History and Development of CAR-T Technology

First and foremost in the discussion is recognizing that CAR T does not represent a drug, but, rather, a complex therapeutic process. Whereas most of the previously commercialized I-O interventions—from interferons to interleukins to checkpoint inhibitors—are essentially drug therapies, CAR T is operationally more similar to hematopoietic stem cell transplantation (HSCT). In fact, the concept of CAR T has its origin in the allogeneic bone marrow transplantation (BMT) of ALL. More than a quarter century ago, observations of durable remissions in patients with ALL, post BMT, who suffered graft versus host disease (GVHD) led to the understanding that donor or grafted T-cell recognition of malignant host lymphoblasts could impart long-term disease control (graft versus leukemia effect).8 The hypothesis generated was: if autologous T cells could be conditioned/manipulated to recognize malignant cells, then tumor control could be achieved without the negative consequences of GVHD.
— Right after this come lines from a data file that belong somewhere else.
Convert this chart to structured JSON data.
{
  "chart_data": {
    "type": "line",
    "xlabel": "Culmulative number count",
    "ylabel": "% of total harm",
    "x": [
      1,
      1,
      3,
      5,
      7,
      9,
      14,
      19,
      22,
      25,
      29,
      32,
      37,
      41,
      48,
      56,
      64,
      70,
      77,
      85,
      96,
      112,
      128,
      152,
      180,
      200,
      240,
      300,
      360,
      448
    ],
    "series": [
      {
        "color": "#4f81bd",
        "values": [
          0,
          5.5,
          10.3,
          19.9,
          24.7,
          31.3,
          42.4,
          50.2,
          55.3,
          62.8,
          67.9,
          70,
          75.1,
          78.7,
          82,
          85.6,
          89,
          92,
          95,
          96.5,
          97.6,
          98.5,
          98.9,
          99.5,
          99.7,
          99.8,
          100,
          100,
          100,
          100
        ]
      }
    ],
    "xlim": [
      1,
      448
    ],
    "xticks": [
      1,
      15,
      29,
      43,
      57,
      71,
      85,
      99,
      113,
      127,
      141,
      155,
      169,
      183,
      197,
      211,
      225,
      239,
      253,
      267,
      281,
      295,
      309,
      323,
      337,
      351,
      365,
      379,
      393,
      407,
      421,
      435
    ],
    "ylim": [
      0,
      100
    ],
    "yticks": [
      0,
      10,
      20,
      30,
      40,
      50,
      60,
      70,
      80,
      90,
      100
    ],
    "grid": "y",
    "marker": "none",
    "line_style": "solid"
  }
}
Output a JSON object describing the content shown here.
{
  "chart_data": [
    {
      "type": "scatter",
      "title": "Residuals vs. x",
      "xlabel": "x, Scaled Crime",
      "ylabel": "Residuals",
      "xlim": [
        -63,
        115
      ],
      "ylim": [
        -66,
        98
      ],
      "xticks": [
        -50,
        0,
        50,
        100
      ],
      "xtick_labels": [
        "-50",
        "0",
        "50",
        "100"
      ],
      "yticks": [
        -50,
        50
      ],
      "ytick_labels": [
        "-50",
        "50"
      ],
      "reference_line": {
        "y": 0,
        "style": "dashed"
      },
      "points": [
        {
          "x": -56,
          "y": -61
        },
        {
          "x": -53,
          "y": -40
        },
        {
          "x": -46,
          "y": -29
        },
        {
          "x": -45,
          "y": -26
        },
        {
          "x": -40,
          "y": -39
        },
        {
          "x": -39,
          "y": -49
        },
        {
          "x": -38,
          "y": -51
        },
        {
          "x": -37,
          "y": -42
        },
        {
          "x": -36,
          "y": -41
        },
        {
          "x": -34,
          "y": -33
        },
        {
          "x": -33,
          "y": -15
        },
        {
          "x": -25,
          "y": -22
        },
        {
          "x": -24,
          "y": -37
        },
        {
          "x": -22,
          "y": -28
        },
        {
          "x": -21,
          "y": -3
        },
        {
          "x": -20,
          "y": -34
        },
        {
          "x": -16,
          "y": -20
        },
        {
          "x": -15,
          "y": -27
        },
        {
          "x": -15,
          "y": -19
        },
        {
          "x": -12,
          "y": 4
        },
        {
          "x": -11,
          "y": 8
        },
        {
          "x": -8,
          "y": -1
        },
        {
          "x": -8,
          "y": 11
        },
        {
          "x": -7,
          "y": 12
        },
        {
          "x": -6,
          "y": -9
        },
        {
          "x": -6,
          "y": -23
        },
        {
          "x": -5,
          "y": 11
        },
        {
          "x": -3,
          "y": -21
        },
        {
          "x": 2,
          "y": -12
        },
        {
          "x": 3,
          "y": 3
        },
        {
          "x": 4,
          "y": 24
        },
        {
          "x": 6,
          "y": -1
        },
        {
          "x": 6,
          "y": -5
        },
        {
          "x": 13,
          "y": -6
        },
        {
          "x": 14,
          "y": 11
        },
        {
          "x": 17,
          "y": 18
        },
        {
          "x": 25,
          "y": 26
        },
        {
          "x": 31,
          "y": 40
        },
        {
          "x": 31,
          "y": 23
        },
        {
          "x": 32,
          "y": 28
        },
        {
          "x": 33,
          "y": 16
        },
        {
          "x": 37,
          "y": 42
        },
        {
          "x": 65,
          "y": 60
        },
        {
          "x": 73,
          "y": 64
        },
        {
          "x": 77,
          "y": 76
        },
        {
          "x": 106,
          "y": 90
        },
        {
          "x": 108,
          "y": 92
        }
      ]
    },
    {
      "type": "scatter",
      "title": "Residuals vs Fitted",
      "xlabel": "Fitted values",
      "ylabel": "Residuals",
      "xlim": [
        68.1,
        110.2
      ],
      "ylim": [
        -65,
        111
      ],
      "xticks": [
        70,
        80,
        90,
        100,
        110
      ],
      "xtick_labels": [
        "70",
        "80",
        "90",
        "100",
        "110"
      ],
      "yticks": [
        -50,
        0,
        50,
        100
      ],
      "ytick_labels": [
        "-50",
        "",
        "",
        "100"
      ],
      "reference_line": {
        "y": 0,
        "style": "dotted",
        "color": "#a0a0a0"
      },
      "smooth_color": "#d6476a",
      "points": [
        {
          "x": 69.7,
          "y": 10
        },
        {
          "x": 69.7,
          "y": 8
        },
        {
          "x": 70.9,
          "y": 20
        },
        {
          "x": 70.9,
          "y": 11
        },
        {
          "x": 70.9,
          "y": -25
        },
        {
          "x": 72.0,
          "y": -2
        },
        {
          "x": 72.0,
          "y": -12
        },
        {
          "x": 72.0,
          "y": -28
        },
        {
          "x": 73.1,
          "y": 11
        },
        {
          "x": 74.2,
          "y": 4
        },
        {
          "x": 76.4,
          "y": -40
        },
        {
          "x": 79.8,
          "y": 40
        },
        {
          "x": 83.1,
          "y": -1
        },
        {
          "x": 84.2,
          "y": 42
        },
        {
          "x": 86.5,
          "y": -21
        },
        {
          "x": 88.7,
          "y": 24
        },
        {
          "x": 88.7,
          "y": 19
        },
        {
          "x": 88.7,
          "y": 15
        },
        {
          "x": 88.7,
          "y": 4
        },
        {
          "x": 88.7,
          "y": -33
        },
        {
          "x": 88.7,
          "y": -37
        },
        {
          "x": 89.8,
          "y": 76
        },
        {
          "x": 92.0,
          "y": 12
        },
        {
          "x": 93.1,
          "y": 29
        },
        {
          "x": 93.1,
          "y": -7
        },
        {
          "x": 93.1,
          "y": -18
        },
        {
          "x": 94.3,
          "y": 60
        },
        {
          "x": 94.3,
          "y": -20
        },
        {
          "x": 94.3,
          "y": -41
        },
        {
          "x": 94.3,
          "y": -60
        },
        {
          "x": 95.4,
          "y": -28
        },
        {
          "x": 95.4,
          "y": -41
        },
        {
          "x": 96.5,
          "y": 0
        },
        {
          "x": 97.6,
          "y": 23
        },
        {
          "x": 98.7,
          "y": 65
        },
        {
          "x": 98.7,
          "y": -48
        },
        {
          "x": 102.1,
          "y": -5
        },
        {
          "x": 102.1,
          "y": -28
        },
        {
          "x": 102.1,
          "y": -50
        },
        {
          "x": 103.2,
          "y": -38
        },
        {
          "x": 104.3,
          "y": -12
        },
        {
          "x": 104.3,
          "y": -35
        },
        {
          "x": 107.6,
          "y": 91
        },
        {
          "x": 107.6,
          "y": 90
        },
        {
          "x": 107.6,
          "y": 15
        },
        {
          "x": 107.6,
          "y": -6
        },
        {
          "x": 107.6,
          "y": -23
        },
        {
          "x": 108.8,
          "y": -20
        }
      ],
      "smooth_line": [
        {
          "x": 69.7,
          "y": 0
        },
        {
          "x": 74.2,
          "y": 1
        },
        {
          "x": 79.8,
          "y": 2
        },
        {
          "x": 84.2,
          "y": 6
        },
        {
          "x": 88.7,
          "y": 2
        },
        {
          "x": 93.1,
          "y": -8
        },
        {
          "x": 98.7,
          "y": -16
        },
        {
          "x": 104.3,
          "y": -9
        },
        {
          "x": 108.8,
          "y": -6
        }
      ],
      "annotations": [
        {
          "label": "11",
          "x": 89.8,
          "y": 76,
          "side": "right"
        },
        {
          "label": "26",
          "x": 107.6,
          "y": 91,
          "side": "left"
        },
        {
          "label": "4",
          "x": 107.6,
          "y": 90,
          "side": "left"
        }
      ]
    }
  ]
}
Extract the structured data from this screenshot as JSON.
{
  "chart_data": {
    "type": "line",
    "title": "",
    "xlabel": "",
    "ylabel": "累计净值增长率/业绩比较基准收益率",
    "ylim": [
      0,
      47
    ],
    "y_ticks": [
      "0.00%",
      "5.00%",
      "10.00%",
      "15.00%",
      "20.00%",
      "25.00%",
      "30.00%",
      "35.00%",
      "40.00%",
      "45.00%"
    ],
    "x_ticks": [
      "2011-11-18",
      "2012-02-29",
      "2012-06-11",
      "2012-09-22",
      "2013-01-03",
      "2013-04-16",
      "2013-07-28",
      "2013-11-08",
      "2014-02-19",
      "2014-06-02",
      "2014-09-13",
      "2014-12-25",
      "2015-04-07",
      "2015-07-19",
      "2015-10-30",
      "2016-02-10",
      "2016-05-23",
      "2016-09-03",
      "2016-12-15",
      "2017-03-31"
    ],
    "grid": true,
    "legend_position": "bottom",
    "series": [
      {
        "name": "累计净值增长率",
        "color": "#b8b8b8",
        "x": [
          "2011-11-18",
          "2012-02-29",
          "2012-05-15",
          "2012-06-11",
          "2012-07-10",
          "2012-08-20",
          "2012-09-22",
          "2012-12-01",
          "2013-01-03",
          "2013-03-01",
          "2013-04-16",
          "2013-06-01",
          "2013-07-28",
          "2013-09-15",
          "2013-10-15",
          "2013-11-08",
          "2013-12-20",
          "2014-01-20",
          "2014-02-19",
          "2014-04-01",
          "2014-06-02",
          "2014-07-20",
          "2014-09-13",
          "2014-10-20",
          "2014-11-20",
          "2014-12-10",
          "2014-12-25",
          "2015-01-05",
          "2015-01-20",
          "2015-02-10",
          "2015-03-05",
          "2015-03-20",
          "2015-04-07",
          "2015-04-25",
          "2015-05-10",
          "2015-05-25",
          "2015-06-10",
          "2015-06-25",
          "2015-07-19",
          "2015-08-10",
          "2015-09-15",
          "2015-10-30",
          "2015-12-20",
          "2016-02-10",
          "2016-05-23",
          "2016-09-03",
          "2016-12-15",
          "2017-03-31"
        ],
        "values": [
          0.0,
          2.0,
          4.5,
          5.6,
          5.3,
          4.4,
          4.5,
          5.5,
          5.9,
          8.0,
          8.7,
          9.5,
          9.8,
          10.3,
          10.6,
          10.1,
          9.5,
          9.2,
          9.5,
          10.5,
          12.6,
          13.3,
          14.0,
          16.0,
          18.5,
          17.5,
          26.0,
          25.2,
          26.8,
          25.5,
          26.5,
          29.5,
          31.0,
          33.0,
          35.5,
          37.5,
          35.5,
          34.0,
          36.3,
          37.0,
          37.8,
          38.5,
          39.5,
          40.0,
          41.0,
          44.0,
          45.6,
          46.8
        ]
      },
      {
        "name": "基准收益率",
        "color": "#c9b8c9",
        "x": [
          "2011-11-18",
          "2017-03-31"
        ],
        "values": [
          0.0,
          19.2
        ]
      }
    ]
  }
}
When mild, GVHD is a complex chronic disease in which the grafted immune system is at war with the host organs; however, GVHD is life-threatening when severe. It would be critical to solve the problem of GVHD should any immune cellular therapy be successful. One method developed to create tumor recognition without the complications of GVHD involved reprogramming autologous T cells to identify and eliminate malignant cells through tumor-specific antigen recognition. The reprogramming required harvesting T cells from the patient via apheresis, transporting the cells to a wet lab where they could be chemically modified, and then altering the cells by linking the extracellular antigen recognition domain from a monoclonal antibody fragment to the T cell’s intracellular signaling domains.9 This newly modified autologous T-cell antigen receptor complex would then be a fusion, or chimera, of 2 proteins, or CAR. While still in the lab, the newly created CAR-T cells could then be incubated, or more technically, activated, to expand their number. Once adequately expanded, the CAR-T cells could be re-infused into the patient, but only after the patient is primed with chemotherapy to deplete their own circulating lymphocytes, which might dilute the CAR-T cells’ effectiveness. T cells engineered to express such CARs engage an antigen on a tumor cell through the extracellular antibody domain, thereby activating the T cells in a major histocompatibility complex–independent manner.8 Stated less scientifically, CAR-T cells can stimulate potent cytotoxic immune responses without the negative consequences of GVHD.